Reno Hotel Death revisited…
On Tuesday I started feeling sorta ‘weberly’ (a word I use to describe just not right)
I felt a bladder infection coming on AGAIN. This would be the third in a month. Like I’ve mentioned before, Mom, It’s not from crazy monkey sex. I called the doctor and they had me run to the lab to get a test done.
They prescribed me ANOTHER bottle of antibiotics, but I wasn’t able to pick it up until Friday after Shaun got off work. By Friday I was in full blown sick and I actually greeted Shaun in the drive way and grabbed the bottle of pills and ran for a glass of water.
About an hour of taking the pill I was right back to being as sick as I was in Reno. I had the chills and my back was shooting pains all the way down my legs to knees.
This whole thing was EXACTLY the same as when I was in Reno and I knew the next step would involve me puking non-stop for hours.
I called the doctor to see if they could prescribe me so ‘non-throwy-uppy’ pills. After talking to the advise nurse she talked to the doctor and she said the dreaded words, “Get to the emergency room…now.”
I freaked out a little bit. I managed to piece my thoughts into one rambled sentence, “I don’t wanna go to the emergency because I am hot and cold and I’m going to throw up in the emergency room and oh god, I don’t wanna throw up in the emergency room. Please don’t make me go because they are going to make me sit there and I beeee soooo hooooot.”
I sounded much like a four year old having a temper tantrum.
‘Cita and Shaun got me up and into the emergency room. They took my blood pressure and the machine was beeping like a fire alarm. She made me stand up to take it again and I swear they had that sucker set to ‘squeeze the hell out of you’ and I nearly almost passed out in the time for them to finish. They were a little concerned that my blood pressure was low. I told the lady that it was always a little low. “How low is that?” “I don’t know, just low enough that my ex-husband said, ‘I knew you didn’t have a heart!'”
By the time they admitted me into a room, I was at the point of passing out.
The nice nurse came cruising in with a bag of fluids so I knew that meant I was going to have to get a needle. “Oh god, no. That is going to bruise!” She assured me that she was really good and It wouldn’t bruise. Guess what? bruised the size of silver dollar.
I told her, “I’m good, just get me the no-throwy-uppy’ stuff and I’ll be fine. Well, they decided instead of giving me stuff, they were just going to take every ounce of blood in my body.
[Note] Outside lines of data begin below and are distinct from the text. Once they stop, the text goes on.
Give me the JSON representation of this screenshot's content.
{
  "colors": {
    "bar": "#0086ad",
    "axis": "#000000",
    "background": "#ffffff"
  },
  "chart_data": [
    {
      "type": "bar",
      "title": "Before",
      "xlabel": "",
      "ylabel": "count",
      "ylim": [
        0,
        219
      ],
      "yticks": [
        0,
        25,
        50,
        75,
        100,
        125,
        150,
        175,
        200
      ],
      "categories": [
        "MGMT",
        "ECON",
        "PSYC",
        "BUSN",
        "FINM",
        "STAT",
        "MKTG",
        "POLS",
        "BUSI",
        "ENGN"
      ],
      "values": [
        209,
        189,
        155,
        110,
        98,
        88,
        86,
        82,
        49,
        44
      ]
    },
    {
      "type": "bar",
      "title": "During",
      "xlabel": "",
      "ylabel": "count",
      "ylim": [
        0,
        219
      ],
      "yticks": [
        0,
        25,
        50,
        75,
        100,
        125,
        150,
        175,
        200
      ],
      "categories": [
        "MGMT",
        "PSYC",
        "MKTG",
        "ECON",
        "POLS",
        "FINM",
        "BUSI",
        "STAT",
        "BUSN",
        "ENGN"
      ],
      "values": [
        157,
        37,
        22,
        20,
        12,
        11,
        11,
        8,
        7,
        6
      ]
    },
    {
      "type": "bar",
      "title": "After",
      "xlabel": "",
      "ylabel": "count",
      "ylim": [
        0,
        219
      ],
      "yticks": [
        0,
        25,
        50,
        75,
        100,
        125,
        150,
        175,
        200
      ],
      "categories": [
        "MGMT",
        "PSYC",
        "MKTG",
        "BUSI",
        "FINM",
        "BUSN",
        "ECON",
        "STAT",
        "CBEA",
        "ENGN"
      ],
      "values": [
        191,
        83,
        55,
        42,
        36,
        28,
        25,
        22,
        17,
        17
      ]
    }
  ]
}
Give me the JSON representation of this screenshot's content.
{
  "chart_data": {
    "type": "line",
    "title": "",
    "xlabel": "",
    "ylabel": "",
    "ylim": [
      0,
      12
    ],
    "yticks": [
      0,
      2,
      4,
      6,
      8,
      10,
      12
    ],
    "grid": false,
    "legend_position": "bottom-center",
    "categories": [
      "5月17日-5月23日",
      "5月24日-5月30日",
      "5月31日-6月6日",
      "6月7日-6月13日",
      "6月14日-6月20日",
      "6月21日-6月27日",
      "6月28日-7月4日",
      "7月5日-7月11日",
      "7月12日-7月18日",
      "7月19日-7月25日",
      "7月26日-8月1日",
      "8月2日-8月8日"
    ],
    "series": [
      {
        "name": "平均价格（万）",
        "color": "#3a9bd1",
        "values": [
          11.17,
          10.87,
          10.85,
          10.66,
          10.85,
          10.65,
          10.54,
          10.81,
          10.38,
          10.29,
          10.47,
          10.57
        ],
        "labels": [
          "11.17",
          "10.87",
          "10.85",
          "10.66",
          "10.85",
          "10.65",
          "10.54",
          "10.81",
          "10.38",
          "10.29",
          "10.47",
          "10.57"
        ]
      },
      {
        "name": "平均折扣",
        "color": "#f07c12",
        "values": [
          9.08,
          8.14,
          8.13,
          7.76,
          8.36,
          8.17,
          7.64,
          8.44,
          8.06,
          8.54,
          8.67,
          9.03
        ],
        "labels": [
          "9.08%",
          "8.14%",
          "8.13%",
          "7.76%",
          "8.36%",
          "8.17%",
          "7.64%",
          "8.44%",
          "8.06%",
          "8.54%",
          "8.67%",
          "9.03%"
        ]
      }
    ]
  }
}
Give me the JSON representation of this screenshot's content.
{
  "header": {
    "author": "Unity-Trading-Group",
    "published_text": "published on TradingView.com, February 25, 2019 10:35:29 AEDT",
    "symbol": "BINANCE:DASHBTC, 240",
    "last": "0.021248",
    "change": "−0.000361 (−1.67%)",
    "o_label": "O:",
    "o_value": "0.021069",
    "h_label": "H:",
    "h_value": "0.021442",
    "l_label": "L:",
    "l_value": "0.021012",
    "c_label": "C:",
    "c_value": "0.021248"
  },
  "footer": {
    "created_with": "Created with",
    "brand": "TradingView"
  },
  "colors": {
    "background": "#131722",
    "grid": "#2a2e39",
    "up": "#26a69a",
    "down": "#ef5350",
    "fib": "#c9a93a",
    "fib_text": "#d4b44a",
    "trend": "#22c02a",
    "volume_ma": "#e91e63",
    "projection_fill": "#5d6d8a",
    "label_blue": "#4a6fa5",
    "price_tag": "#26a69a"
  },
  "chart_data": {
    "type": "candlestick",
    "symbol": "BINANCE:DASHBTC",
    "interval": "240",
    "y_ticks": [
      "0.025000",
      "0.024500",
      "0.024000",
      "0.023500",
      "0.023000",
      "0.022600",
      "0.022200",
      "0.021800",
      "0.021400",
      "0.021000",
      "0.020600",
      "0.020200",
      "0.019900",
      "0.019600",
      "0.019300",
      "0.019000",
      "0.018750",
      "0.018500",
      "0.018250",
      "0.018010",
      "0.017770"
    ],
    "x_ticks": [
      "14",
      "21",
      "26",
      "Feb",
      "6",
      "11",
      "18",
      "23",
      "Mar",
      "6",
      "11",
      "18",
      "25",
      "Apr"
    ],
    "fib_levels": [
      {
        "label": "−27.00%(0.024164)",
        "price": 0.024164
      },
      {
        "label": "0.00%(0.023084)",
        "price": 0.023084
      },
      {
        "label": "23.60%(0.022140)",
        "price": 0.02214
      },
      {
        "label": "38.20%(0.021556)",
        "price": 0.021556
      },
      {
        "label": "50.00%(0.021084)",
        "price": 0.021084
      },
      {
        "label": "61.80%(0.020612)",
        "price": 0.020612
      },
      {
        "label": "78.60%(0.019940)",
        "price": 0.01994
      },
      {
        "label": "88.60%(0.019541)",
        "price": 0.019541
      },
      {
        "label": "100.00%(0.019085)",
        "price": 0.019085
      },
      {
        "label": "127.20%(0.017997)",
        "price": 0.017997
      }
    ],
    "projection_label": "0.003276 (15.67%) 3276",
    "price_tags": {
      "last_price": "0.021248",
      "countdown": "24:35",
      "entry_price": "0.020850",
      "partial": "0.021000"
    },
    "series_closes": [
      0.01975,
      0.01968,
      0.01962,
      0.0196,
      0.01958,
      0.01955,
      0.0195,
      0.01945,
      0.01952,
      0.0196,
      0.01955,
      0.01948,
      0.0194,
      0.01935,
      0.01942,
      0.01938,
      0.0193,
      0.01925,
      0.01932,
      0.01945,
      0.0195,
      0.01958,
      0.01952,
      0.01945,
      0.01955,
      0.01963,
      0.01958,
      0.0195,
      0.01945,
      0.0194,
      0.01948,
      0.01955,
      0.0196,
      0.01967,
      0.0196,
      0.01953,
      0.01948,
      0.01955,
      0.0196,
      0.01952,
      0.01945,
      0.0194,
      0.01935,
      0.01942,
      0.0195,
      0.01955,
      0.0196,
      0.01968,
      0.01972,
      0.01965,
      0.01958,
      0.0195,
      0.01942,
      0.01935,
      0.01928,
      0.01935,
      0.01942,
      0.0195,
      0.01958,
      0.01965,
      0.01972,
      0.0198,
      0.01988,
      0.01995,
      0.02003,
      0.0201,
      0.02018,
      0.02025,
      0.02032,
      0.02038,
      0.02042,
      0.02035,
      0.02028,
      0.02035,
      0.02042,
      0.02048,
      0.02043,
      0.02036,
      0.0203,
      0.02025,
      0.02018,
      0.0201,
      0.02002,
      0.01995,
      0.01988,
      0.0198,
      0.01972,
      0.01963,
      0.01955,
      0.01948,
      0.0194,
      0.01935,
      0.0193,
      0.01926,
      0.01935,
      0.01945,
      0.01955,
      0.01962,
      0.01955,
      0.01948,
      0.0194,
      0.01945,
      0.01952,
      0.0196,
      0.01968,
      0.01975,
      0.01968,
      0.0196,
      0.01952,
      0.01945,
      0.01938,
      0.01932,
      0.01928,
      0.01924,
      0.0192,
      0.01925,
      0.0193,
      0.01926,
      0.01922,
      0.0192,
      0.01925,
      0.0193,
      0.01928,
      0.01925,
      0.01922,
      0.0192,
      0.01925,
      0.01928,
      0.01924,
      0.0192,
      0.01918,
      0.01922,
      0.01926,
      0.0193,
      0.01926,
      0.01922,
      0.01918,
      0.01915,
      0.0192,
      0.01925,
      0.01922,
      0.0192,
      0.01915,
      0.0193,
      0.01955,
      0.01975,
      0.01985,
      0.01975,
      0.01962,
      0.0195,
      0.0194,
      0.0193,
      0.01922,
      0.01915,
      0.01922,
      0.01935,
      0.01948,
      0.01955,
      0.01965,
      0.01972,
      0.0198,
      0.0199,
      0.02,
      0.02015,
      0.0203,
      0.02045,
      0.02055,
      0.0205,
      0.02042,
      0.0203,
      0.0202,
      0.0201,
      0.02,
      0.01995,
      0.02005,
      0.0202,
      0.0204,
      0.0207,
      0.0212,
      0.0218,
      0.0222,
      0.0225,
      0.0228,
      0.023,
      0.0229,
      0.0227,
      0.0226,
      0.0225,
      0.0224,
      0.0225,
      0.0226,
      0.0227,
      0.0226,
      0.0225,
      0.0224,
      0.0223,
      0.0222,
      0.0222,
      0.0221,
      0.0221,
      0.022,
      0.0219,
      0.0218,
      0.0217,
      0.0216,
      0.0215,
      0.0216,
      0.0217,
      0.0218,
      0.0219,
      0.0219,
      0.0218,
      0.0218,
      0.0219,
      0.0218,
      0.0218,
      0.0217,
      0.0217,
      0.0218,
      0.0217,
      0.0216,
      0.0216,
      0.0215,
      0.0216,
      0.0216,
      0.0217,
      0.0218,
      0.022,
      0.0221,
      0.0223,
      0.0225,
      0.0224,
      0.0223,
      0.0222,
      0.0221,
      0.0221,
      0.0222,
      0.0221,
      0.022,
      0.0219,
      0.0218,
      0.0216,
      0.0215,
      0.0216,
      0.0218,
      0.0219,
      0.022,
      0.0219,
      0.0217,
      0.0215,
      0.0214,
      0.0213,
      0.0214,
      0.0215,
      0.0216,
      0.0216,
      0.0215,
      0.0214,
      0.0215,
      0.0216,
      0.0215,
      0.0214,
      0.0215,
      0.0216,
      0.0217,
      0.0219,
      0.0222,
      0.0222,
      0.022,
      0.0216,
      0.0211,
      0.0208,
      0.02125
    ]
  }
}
After an hour I was begging for the no-throwy-uppy stuff and pain medicine to make the pain in my back and legs to stop. When they finally got around to doing that, heaaavvven sweet heaven. I passed out.
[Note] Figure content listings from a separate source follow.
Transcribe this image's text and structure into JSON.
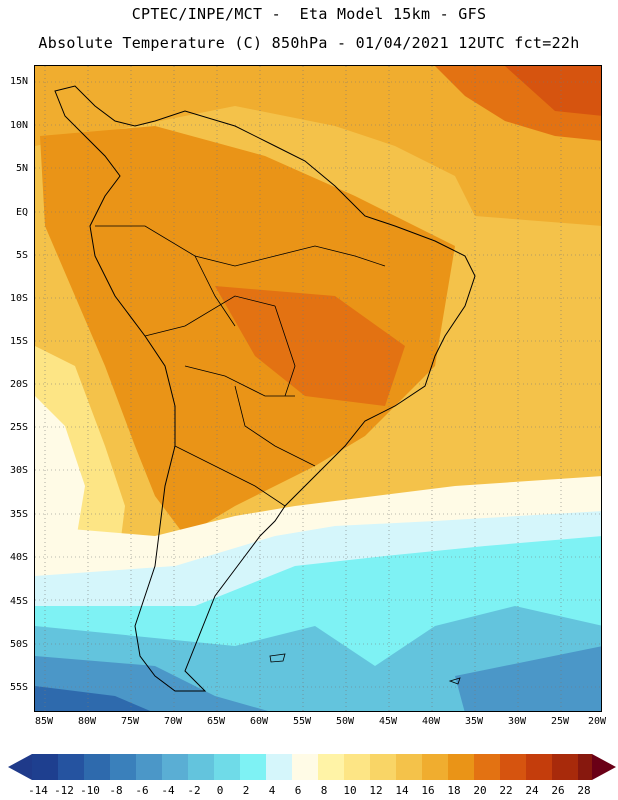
{
  "header": {
    "line1": "CPTEC/INPE/MCT -  Eta Model 15km - GFS",
    "line2": "Absolute Temperature (C) 850hPa - 01/04/2021 12UTC fct=22h"
  },
  "map": {
    "lat_labels": [
      "15N",
      "10N",
      "5N",
      "EQ",
      "5S",
      "10S",
      "15S",
      "20S",
      "25S",
      "30S",
      "35S",
      "40S",
      "45S",
      "50S",
      "55S"
    ],
    "lon_labels": [
      "85W",
      "80W",
      "75W",
      "70W",
      "65W",
      "60W",
      "55W",
      "50W",
      "45W",
      "40W",
      "35W",
      "30W",
      "25W",
      "20W"
    ]
  },
  "colorbar": {
    "levels": [
      "-14",
      "-12",
      "-10",
      "-8",
      "-6",
      "-4",
      "-2",
      "0",
      "2",
      "4",
      "6",
      "8",
      "10",
      "12",
      "14",
      "16",
      "18",
      "20",
      "22",
      "24",
      "26",
      "28"
    ],
    "colors": [
      "#1e3f8f",
      "#2553a0",
      "#2e6aad",
      "#3a80bb",
      "#4b97c8",
      "#5aaed4",
      "#63c4dd",
      "#6fdbe8",
      "#7ef2f4",
      "#d5f6fb",
      "#fffbe6",
      "#fff3a6",
      "#fde585",
      "#f9d566",
      "#f4c24a",
      "#f0ad2f",
      "#ea9417",
      "#e37212",
      "#d6540f",
      "#c43d0c",
      "#a82a0b",
      "#87180e",
      "#6a0b10"
    ],
    "low_arrow_color": "#1f3a8a",
    "high_arrow_color": "#6a0016"
  },
  "field_colors": {
    "deep_blue": "#2e6aad",
    "blue": "#4b97c8",
    "cyan": "#63c4dd",
    "light_cyan": "#7ef2f4",
    "pale_blue": "#d5f6fb",
    "cream": "#fffbe6",
    "light_yellow": "#fde585",
    "yellow": "#f4c24a",
    "orange_yellow": "#f0ad2f",
    "orange": "#ea9417",
    "dark_orange": "#e37212",
    "red_orange": "#d6540f"
  }
}
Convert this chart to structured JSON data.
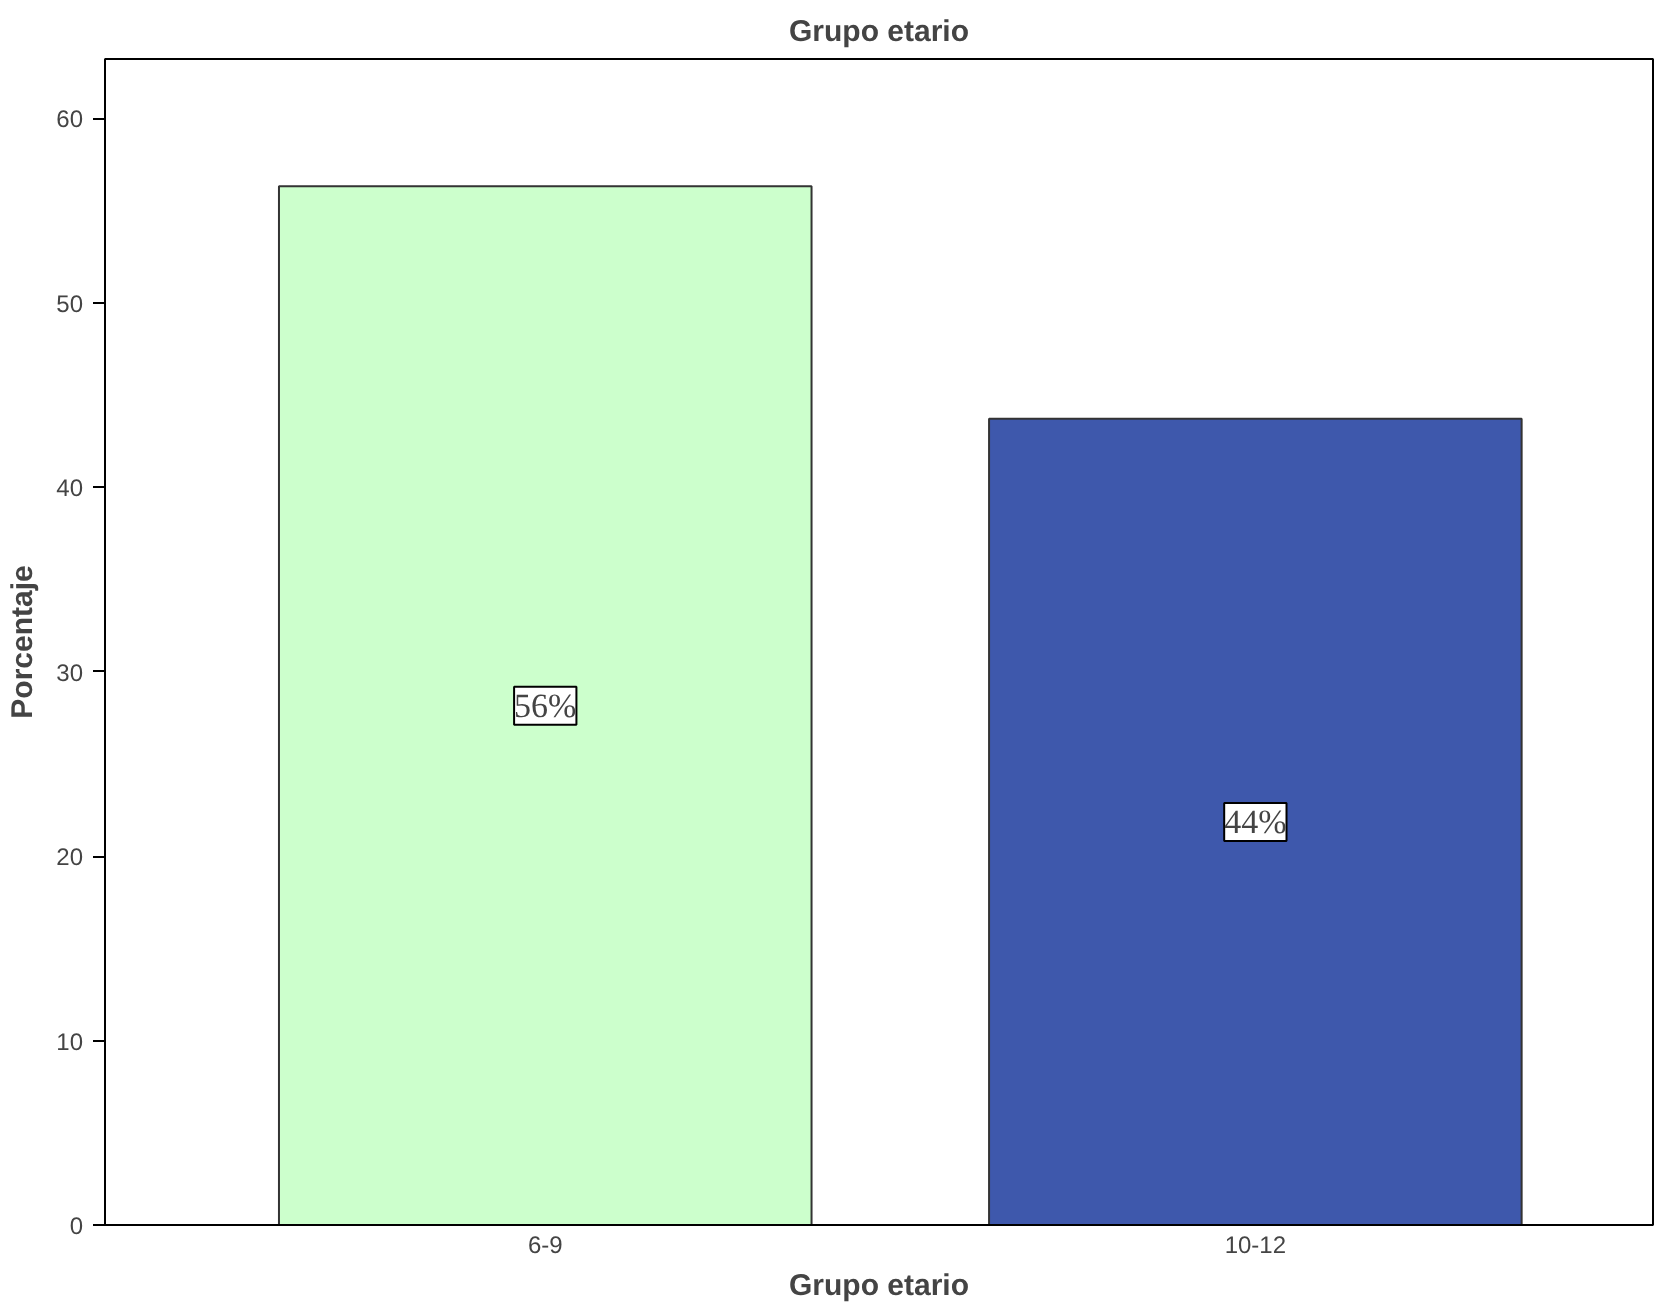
{
  "chart_data": {
    "type": "bar",
    "title": "Grupo etario",
    "xlabel": "Grupo etario",
    "ylabel": "Porcentaje",
    "categories": [
      "6-9",
      "10-12"
    ],
    "values": [
      56.3,
      43.7
    ],
    "colors": [
      "#ccffcc",
      "#3e58ac"
    ],
    "value_labels": [
      "56%",
      "44%"
    ],
    "ylim": [
      0,
      63.2
    ],
    "yticks": [
      0,
      10,
      20,
      30,
      40,
      50,
      60
    ],
    "grid": false
  }
}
Did I mention I had a photo shoot of a huge family reunion scheduled the next day? I decided I had to get out of the hospital so I could get better.
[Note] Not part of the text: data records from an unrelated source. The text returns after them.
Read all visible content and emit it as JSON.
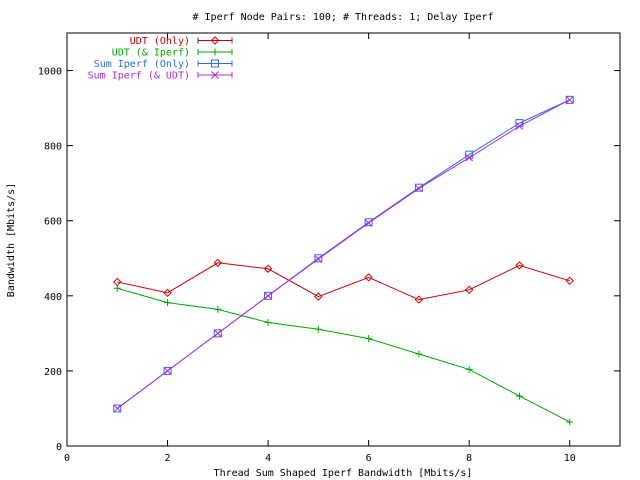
{
  "chart_data": {
    "type": "line",
    "title": "# Iperf Node Pairs: 100; # Threads: 1; Delay Iperf",
    "xlabel": "Thread Sum Shaped Iperf Bandwidth [Mbits/s]",
    "ylabel": "Bandwidth [Mbits/s]",
    "xlim": [
      0,
      11
    ],
    "ylim": [
      0,
      1100
    ],
    "x_ticks": [
      0,
      2,
      4,
      6,
      8,
      10
    ],
    "y_ticks": [
      0,
      200,
      400,
      600,
      800,
      1000
    ],
    "grid": false,
    "legend_position": "top-left",
    "x": [
      1,
      2,
      3,
      4,
      5,
      6,
      7,
      8,
      9,
      10
    ],
    "series": [
      {
        "name": "UDT (Only)",
        "color": "#cc0000",
        "marker": "diamond",
        "values": [
          437,
          408,
          488,
          472,
          398,
          449,
          390,
          416,
          481,
          440
        ]
      },
      {
        "name": "UDT (& Iperf)",
        "color": "#00aa00",
        "marker": "plus",
        "values": [
          420,
          382,
          364,
          329,
          311,
          286,
          245,
          204,
          133,
          64
        ]
      },
      {
        "name": "Sum Iperf (Only)",
        "color": "#2a6ee0",
        "marker": "square",
        "values": [
          100,
          200,
          300,
          400,
          500,
          596,
          688,
          776,
          860,
          922
        ]
      },
      {
        "name": "Sum Iperf (& UDT)",
        "color": "#b02ae0",
        "marker": "x",
        "values": [
          100,
          200,
          300,
          400,
          498,
          594,
          686,
          768,
          852,
          922
        ]
      }
    ]
  }
}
In retrospect, I probably shouldn’t have left against doctors orders. I managed to get redressed while being hooked up to an IV bag. I was staggering down the hallway, white as a ghost with blood shot eyes and my IV bag in my hand saying, ‘Get it out. I have to go!”
Damn, I am stubborn.
The next day is a complete blur except a few things. ‘Cita coming in saying, ‘Drink this’ every few minutes. Shaun looking at me as if I was nearly dead. ‘Cita’s husband coming in and talking Japanese. (That wasn’t real, just a hallucination.) Lisa making me soup and not being able to eat it.
Whatever had a grip on me let go around 10 pm and I was able to sit up for a couple of minutes and focus on stuff.
This morning I woke up my eyes were swollen, but I was able to walk around for 20 minutes before I had to lay down and rest.
I go in tomorrow to find out what the hell all the blood tests they took said.
Everything I have heard and read, it’s probably kidney stones. The one lady said, “might be blood poisoning.” Didn’t sound good, so I won’t be googling that.
Thank you all for your well wishes…I am hoping that everything turns out good and fixable.
For my friends that took care of me yesterday, “I love you! I don’t know how I would have survived without you.”
Happy Birthday, Shaun. Sorry I managed to screw up another year for you. Next year, the big four-oh, we are having a full blown bash for you! –promise!!